А. Чехов. «Вишневый сад». Александринский театр.
Режиссер Роман Смирнов, художник Эмиль Капелюш
Режиссера Романа Смирнова не знала, спектаклей его не видела. Слышала о его репутации абсурдиста и не удивилась выбору пьесы — почти все абсурдисты так или иначе, раньше или позже, устремляются к Чехову, повинуясь, вероятно, неодолимому чувству родства. Что до «Вишневого сада», то пришла, как видно, его пора. Это случается с каждой чеховской пьесой. Все они поочередно и внезапно становятся пьесами времени, которое через них хочет что-то сказать о себе. И тогда в разных местах, независимо друг от друга, появляются спектакли с какими-то общими мотивами.
Дело не в их числе, а в перекличках, как сейчас, когда в спектаклях разного масштаба и стиля сквозит странная близость. Вишневый сад перестал быть здесь главным, пусть незримым, действующим лицом; той мерой ценностей, по которой судят жизнь и людей. Он сам по себе, без личного отношения к нему режиссуры, без внутренней связи с ним людей из пьесы. И люди — сами по себе, увиденные отстраненно, а то и отчужденно, критично. Пока неясны причины, но так и в московских, а теперь и в петербургской премьере.
В спектакле Александринки раздельно и несмыкаемо существуют мир сцены, загадочный и холодный, — и мир людей, будничный, простой, приземленный. Оформление диктует бытийность, а внутри ее как бы нет. При этом фирменная декорация Капелюша (доски — вертикальные, наклонные, напольные…) усложнилась; изменился сам материал. Если в «Лешем» доски у него были обычными, деревянными и означали лес как таковой, теперь задача стала иной: дать символ Сада — и не того, где родятся вишни, а некоей вселенской субстанции, внеположенной всем и всему, безжалостной, отчужденной. Вертикали с мерцающим зеркальным покрытием тревожат своим космическим излучением, не требуют рядом с собой ничего земного, тем более — людей, да еще и этаких недотеп. Кажется порой, что бедняги заблудились в инопланетном лесу или угодили в какое-то особое измерение, в которое не вписываются никак.
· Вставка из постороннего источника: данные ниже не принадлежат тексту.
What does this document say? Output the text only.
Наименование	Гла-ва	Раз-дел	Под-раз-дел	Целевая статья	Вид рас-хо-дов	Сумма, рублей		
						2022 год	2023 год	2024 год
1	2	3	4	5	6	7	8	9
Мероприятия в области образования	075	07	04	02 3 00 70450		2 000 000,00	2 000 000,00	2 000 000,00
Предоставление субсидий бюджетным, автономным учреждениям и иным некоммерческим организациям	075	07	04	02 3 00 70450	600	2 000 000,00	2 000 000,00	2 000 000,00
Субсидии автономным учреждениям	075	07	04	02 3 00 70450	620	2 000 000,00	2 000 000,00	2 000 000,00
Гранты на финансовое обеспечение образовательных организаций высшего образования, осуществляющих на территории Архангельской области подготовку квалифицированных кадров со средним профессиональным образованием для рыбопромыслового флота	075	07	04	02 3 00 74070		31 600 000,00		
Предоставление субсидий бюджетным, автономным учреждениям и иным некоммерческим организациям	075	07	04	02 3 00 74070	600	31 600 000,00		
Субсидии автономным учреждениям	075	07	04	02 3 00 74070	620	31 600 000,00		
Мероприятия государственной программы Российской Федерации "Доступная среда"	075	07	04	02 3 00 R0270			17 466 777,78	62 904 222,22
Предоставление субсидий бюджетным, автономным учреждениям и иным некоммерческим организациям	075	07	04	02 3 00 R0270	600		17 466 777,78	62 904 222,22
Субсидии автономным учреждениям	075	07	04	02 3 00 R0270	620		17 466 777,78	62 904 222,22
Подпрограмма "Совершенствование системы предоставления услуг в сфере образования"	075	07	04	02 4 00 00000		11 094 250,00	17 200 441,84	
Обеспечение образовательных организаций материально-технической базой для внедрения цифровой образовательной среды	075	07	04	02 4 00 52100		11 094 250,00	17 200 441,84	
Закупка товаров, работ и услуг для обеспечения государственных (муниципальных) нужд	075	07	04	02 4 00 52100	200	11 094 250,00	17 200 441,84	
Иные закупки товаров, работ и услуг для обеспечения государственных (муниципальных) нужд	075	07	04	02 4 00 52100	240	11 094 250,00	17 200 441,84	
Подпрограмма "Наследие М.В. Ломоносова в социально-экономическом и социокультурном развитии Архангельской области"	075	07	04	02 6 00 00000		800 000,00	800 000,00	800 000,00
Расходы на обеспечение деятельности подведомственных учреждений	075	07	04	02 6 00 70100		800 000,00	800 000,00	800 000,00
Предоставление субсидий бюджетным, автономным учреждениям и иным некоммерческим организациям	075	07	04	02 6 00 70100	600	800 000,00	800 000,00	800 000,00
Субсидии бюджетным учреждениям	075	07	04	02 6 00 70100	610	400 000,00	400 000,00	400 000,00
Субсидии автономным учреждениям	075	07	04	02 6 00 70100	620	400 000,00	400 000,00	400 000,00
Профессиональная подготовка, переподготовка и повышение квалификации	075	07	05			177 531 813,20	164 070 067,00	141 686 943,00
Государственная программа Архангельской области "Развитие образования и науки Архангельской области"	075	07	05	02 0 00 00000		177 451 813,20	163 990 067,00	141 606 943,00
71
Они здесь лишены необходимой среды. Быта практически нет — редкие предметы мебели да атрибуты детства, вроде кукол Раневской. Настоящий вишневый сад подразумевается в зале, куда обращены взоры и слова семейства, но верится с трудом — и в реальность этого сада, и в искренность обращений. Они достаточно формальны, ритуальны, быть может, но не от черствости душевной. Просто этих людей волнует не только и не столько сам сад, сколько что-то другое, для них жизненно важное. Что — предстоит разгадать как «зерно» спектакля.
А «зерно» — простая семейная история (не сага, как теперь часто обозначают, стремясь приподнять обыденное, приукрасить). История распада семьи от внутренних и внешних причин, запутанных, как бывает, в клубок, оттого и неразрешимых. И не понять уже, что здесь первопричина — фатум ли в лице реваншиста Лопахина, или собственная безалаберность хозяев, проворонивших дом и сад. Скорее — как у Чехова, всё сразу, и главного виновника нет, хотя все здесь не без греха. Но все они — люди, живые, им страшно, а потом больно от внезапной бездомности, когда их, как взрывом, раскидает вмиг по земле. И малая, частная эта история на фоне холодного космоса, вернее — в контрасте с ним, обретает особый смысл, вполне, кстати, бытийный.
Так мне увиделся этот спектакль. В нем зияет противоречие, скажем образно, метафизики и натуры. Принципиально ли оно (от замысла режиссера) или случайно (как обычная нестыковка), — но оно продуктивно.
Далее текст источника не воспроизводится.